Posted in Federal Trade Commission, Litigation

U.S. District Court Judge Esther Salas ruled on Monday that the U.S. Court of Appeals for the Third Circuit can review her conclusion that Section 5 of the Federal Trade Commission Act provides the FTC with authority to bring actions arising from companies’ data security violations.

In April of this year, Judge Salas denied Wyndham Hotels and Resorts’ motion to dismiss a FTC lawsuit that alleges that Wyndham violated the FTC Act’s prohibition against “unfair practices” by failing to provide reasonable security for its customers’ personal information. Although her order is not a final ruling and is not binding on any other judge, it received considerable attention because it was the first time that a court has weighed in on the scope of the FTC’s authority over data security and privacy matters.

Denials of motions to dismiss ordinarily are not immediately appealable, absent permission from both the district court and the court of appeals.  In her ruling on Monday, Judge Salas granted Wyndham’s motion to appeal her order to the Third Circuit.  Judge Salas reasoned that there is substantial grounds for differences of opinion on two issues: (1) whether the FTC can bring a Section 5 unfairness claim involving data security; and (2) whether the FTC must formally promulgate regulations before bringing its unfairness claim.
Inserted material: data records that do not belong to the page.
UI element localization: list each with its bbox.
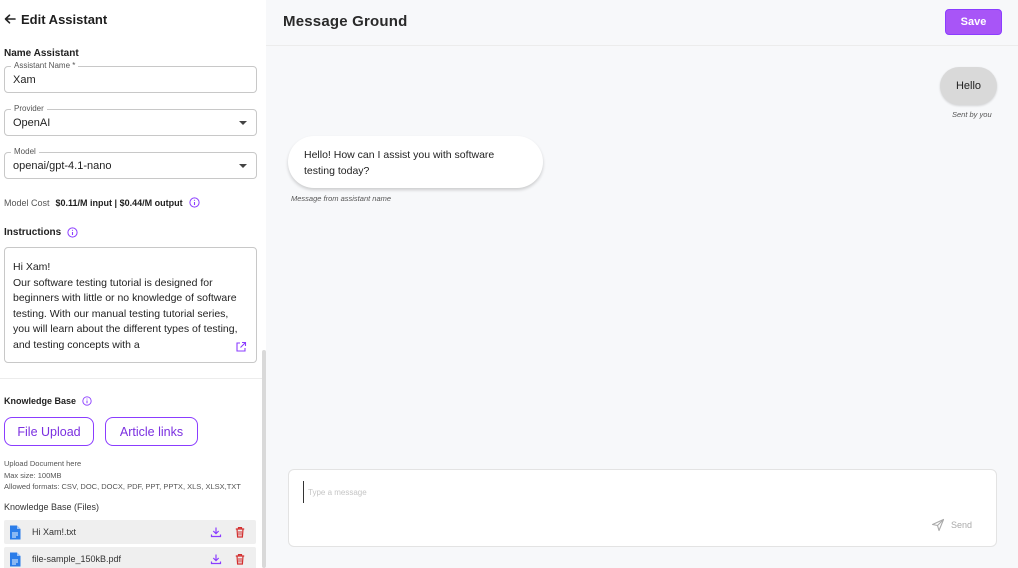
assistant-message-bubble: Hello! How can I assist you with softwar… [288,136,543,188]
assistant-name-field[interactable]: Assistant Name * Xam [4,61,257,93]
file-name: file-sample_150kB.pdf [32,554,122,564]
open-external-icon[interactable] [235,341,247,353]
section-divider [0,378,266,379]
upload-hint: Upload Document here Max size: 100MB All… [4,458,241,493]
model-cost-value: $0.11/M input | $0.44/M output [55,197,183,208]
user-message-bubble: Hello [940,67,997,105]
files-title: Knowledge Base (Files) [4,502,100,512]
message-from-label: Message from assistant name [291,194,392,203]
knowledge-base-label: Knowledge Base [4,396,77,406]
info-icon[interactable] [67,227,78,238]
message-ground-panel: Message Ground Save Hello Sent by you He… [266,0,1018,568]
file-name: Hi Xam!.txt [32,527,77,537]
file-upload-button[interactable]: File Upload [4,417,94,446]
name-section-label: Name Assistant [4,48,79,59]
send-button[interactable]: Send [931,518,972,532]
panel-header: Edit Assistant [4,11,107,27]
download-icon[interactable] [210,553,222,565]
knowledge-base-section: Knowledge Base [4,396,92,406]
file-item: file-sample_150kB.pdf [4,547,256,568]
upload-allowed-formats: Allowed formats: CSV, DOC, DOCX, PDF, PP… [4,482,241,491]
send-label: Send [950,520,972,530]
edit-assistant-panel: Edit Assistant Name Assistant Assistant … [0,0,266,568]
instructions-section: Instructions [4,227,78,238]
instructions-label: Instructions [4,227,62,238]
article-links-button[interactable]: Article links [105,417,198,446]
document-file-icon [10,525,21,539]
info-icon[interactable] [82,396,92,406]
save-button[interactable]: Save [945,9,1002,35]
back-arrow-icon[interactable] [4,13,16,25]
instructions-text: Hi Xam! Our software testing tutorial is… [13,261,238,351]
model-select[interactable]: Model openai/gpt-4.1-nano [4,147,257,179]
chevron-down-icon[interactable] [239,164,247,168]
delete-icon[interactable] [234,526,246,538]
file-item: Hi Xam!.txt [4,520,256,544]
upload-max-size: Max size: 100MB [4,470,62,480]
document-file-icon [10,552,21,566]
model-cost-label: Model Cost [4,197,50,208]
assistant-name-value: Xam [13,74,36,86]
download-icon[interactable] [210,526,222,538]
panel-title: Edit Assistant [21,11,108,27]
assistant-name-label: Assistant Name * [11,61,79,71]
send-icon [931,518,945,532]
model-value: openai/gpt-4.1-nano [13,160,112,172]
upload-hint-line: Upload Document here [4,459,82,468]
delete-icon[interactable] [234,553,246,565]
model-label: Model [11,147,39,157]
chat-header: Message Ground Save [266,0,1018,46]
model-cost: Model Cost $0.11/M input | $0.44/M outpu… [4,197,200,208]
instructions-textarea[interactable]: Hi Xam! Our software testing tutorial is… [4,247,257,363]
provider-value: OpenAI [13,117,51,129]
message-input[interactable] [303,481,923,503]
chevron-down-icon[interactable] [239,121,247,125]
provider-select[interactable]: Provider OpenAI [4,104,257,136]
provider-label: Provider [11,104,47,114]
message-composer: Send [288,469,997,547]
info-icon[interactable] [188,197,200,208]
chat-title: Message Ground [283,13,408,30]
sent-by-label: Sent by you [952,110,992,119]
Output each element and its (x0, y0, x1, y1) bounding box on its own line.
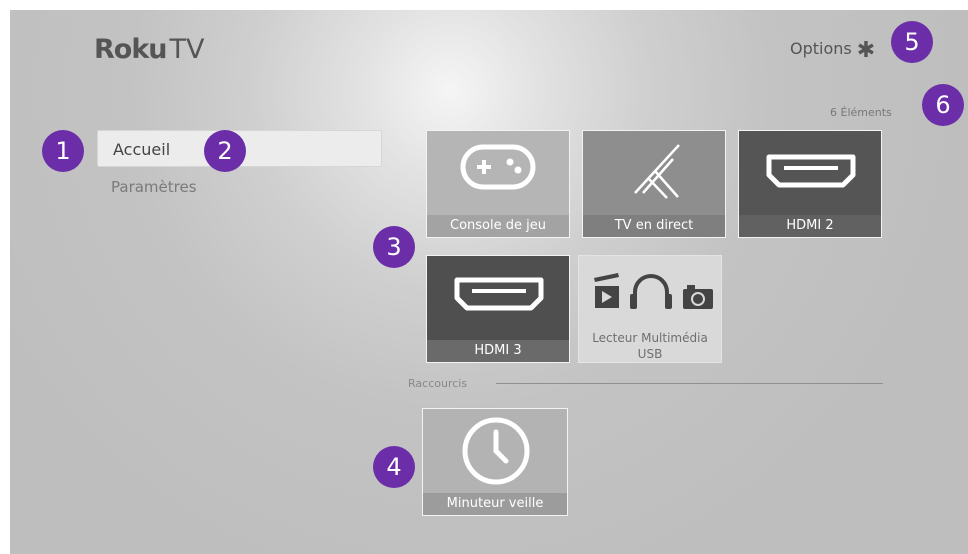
callout-badge-6: 6 (922, 84, 964, 126)
callout-badge-2: 2 (204, 130, 246, 172)
media-icon (594, 273, 713, 309)
tile-label: Minuteur veille (423, 493, 567, 515)
tv-screen: Roku TV Options ✱ 6 Éléments Accueil Param… (10, 10, 968, 554)
tile-label: Console de jeu (427, 215, 569, 237)
callout-badge-4: 4 (373, 446, 415, 488)
hdmi-icon (766, 154, 856, 188)
shortcuts-divider (496, 383, 883, 384)
menu-item-settings[interactable]: Paramètres (111, 178, 197, 196)
roku-tv-logo: Roku TV (94, 34, 205, 65)
options-label: Options (790, 39, 852, 58)
hdmi-icon (454, 277, 544, 311)
callout-badge-1: 1 (42, 130, 84, 172)
callout-badge-3: 3 (373, 226, 415, 268)
item-count: 6 Éléments (830, 106, 892, 119)
tile-label: HDMI 3 (427, 340, 569, 362)
shortcuts-heading: Raccourcis (408, 377, 468, 390)
gamepad-icon (460, 144, 536, 190)
tile-label: Lecteur Multimédia USB (592, 331, 708, 361)
logo-suffix: TV (169, 34, 205, 65)
options-button[interactable]: Options ✱ (790, 38, 875, 63)
tile-sleep-timer[interactable]: Minuteur veille (422, 408, 568, 516)
callout-badge-5: 5 (891, 21, 933, 63)
tile-live-tv[interactable]: TV en direct (582, 130, 726, 238)
menu-item-label: Accueil (113, 140, 171, 159)
tile-label: HDMI 2 (739, 215, 881, 237)
logo-brand: Roku (94, 34, 168, 65)
asterisk-icon: ✱ (856, 38, 876, 63)
tile-label: TV en direct (583, 215, 725, 237)
tile-game-console[interactable]: Console de jeu (426, 130, 570, 238)
tile-hdmi-3[interactable]: HDMI 3 (426, 255, 570, 363)
clock-icon (462, 417, 530, 485)
tile-hdmi-2[interactable]: HDMI 2 (738, 130, 882, 238)
antenna-icon (634, 144, 680, 199)
tile-usb-media-player[interactable]: Lecteur Multimédia USB (578, 255, 722, 363)
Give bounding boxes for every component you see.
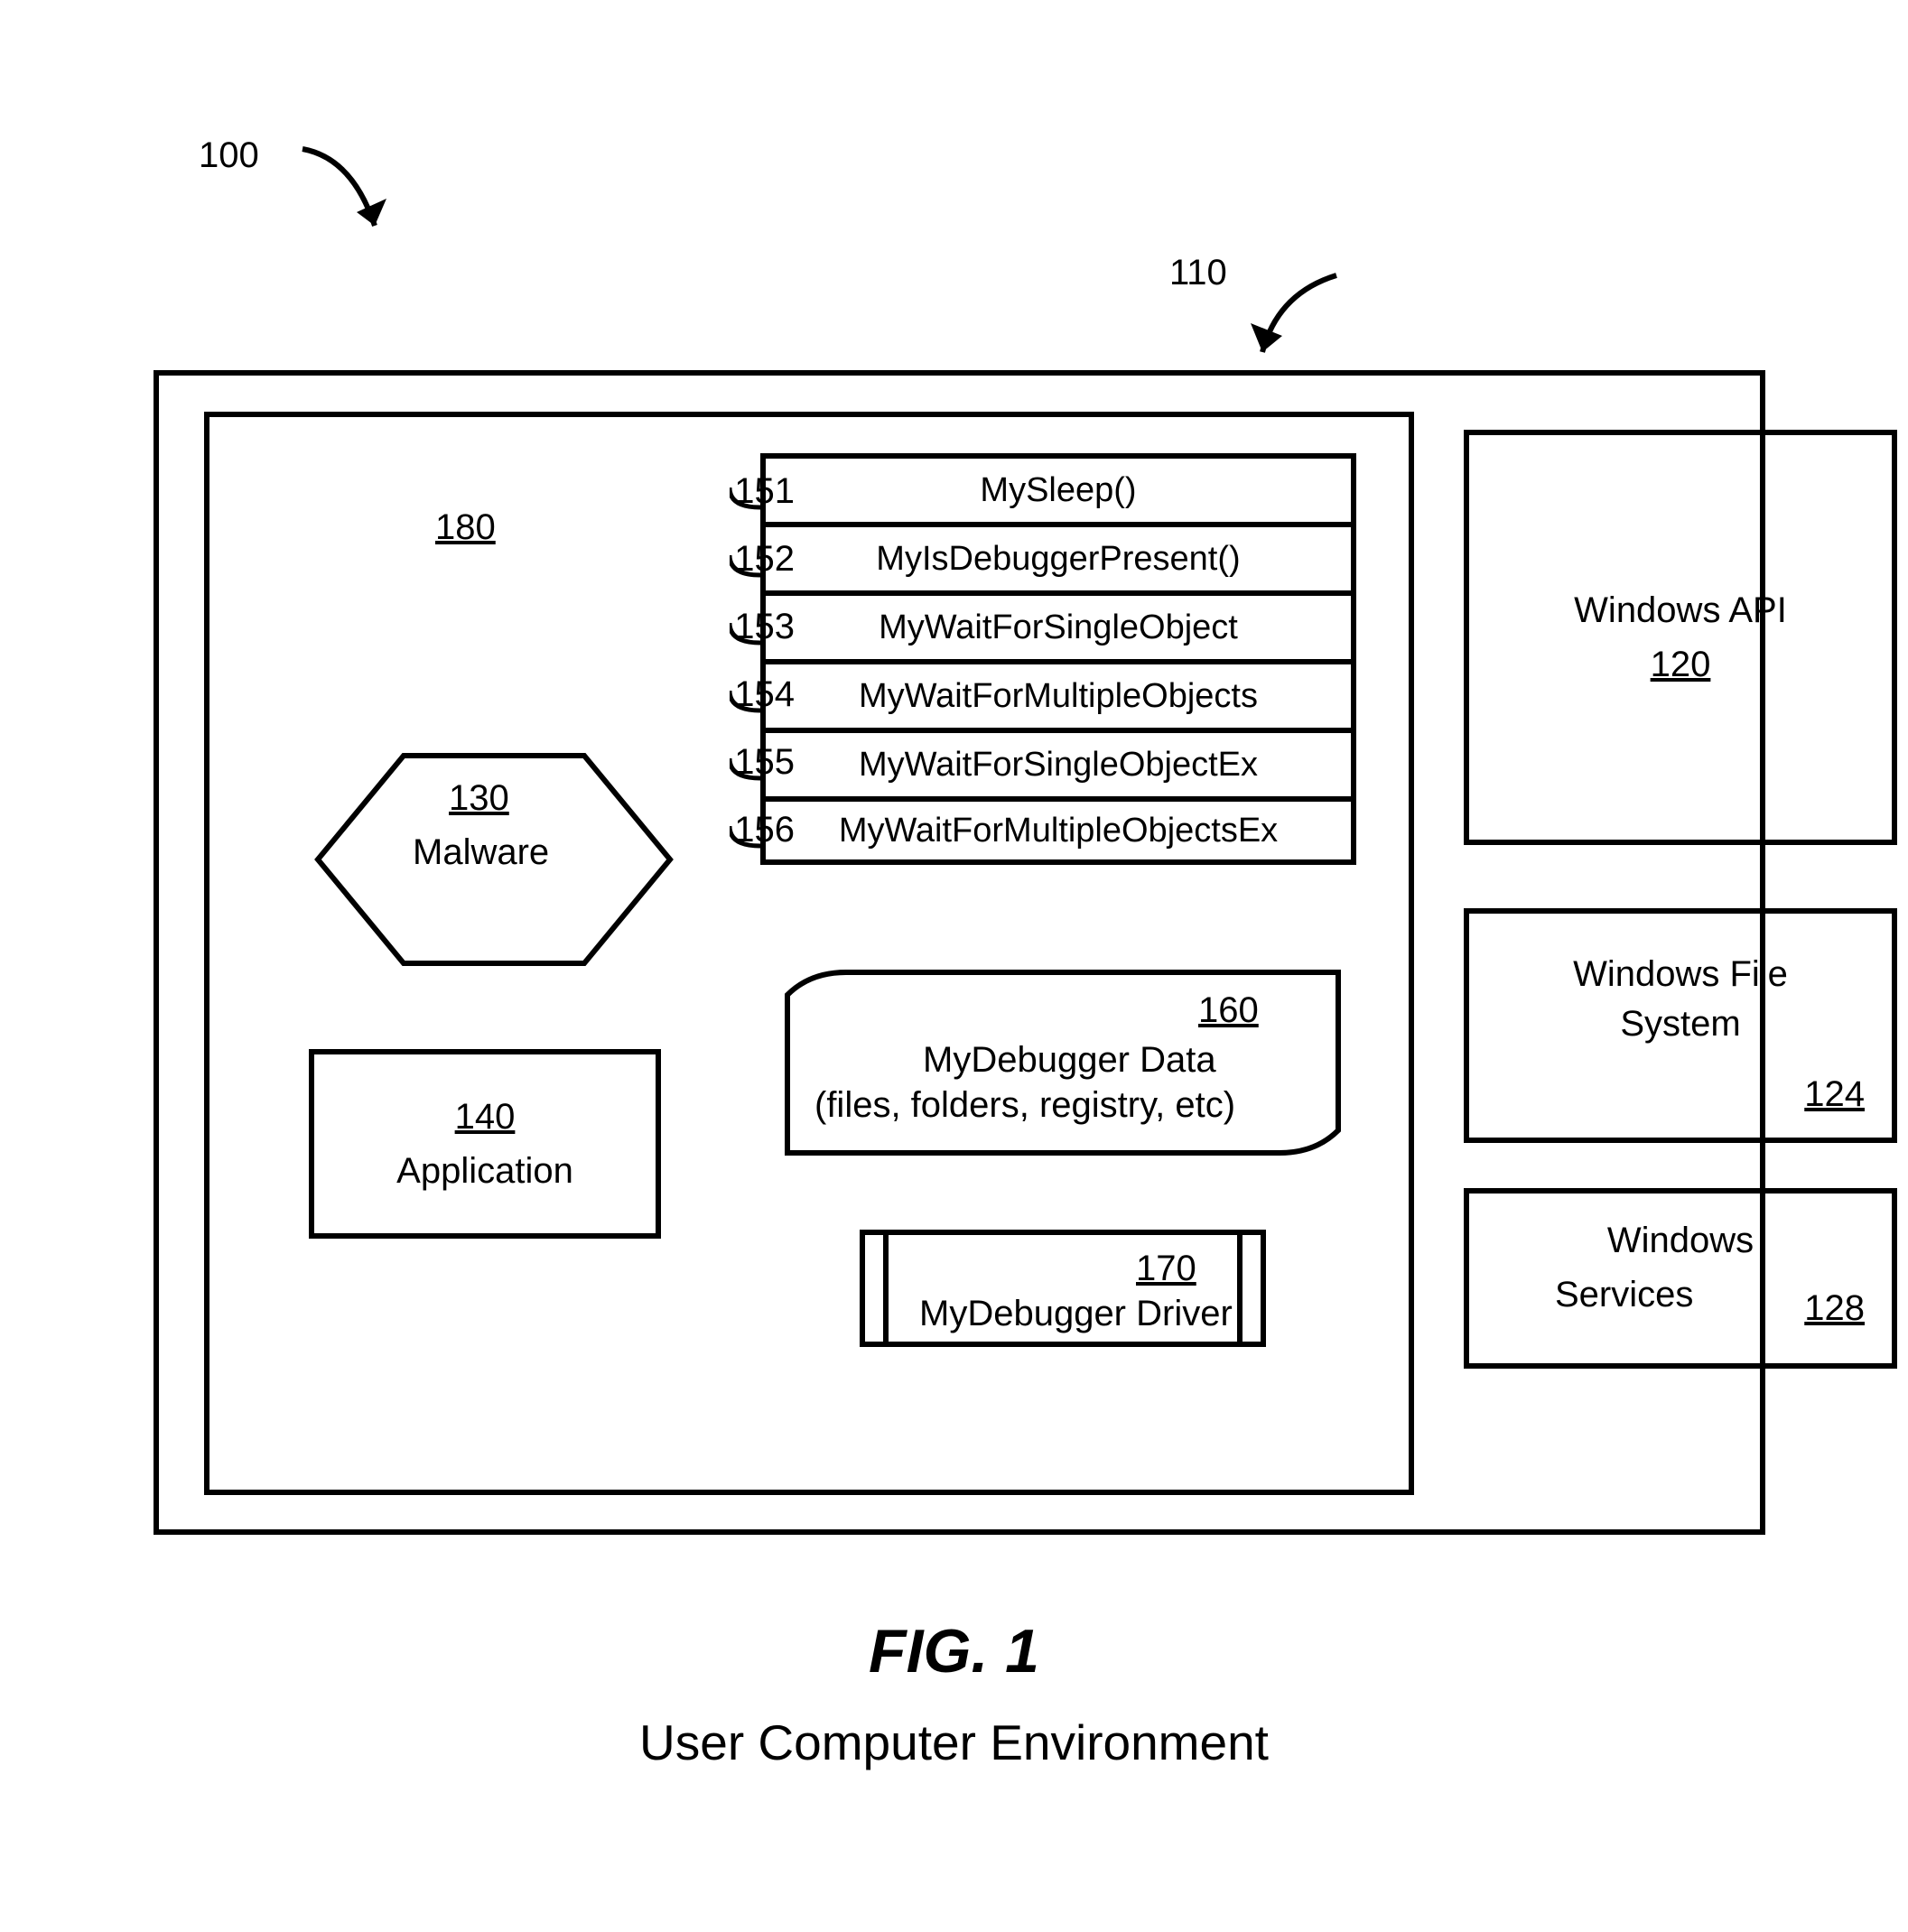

If the Third Circuit grants Wyndham’s Petition to Appeal, the appellate court will review the legal conclusions in Judge Salas’s April order.  If the Third Circuit denies the petition, the case will proceed in the district court.  Even if the Third Circuit denies this petition for review, it ultimately may hear an appeal of the outcome of summary judgment proceedings or a trial in this case.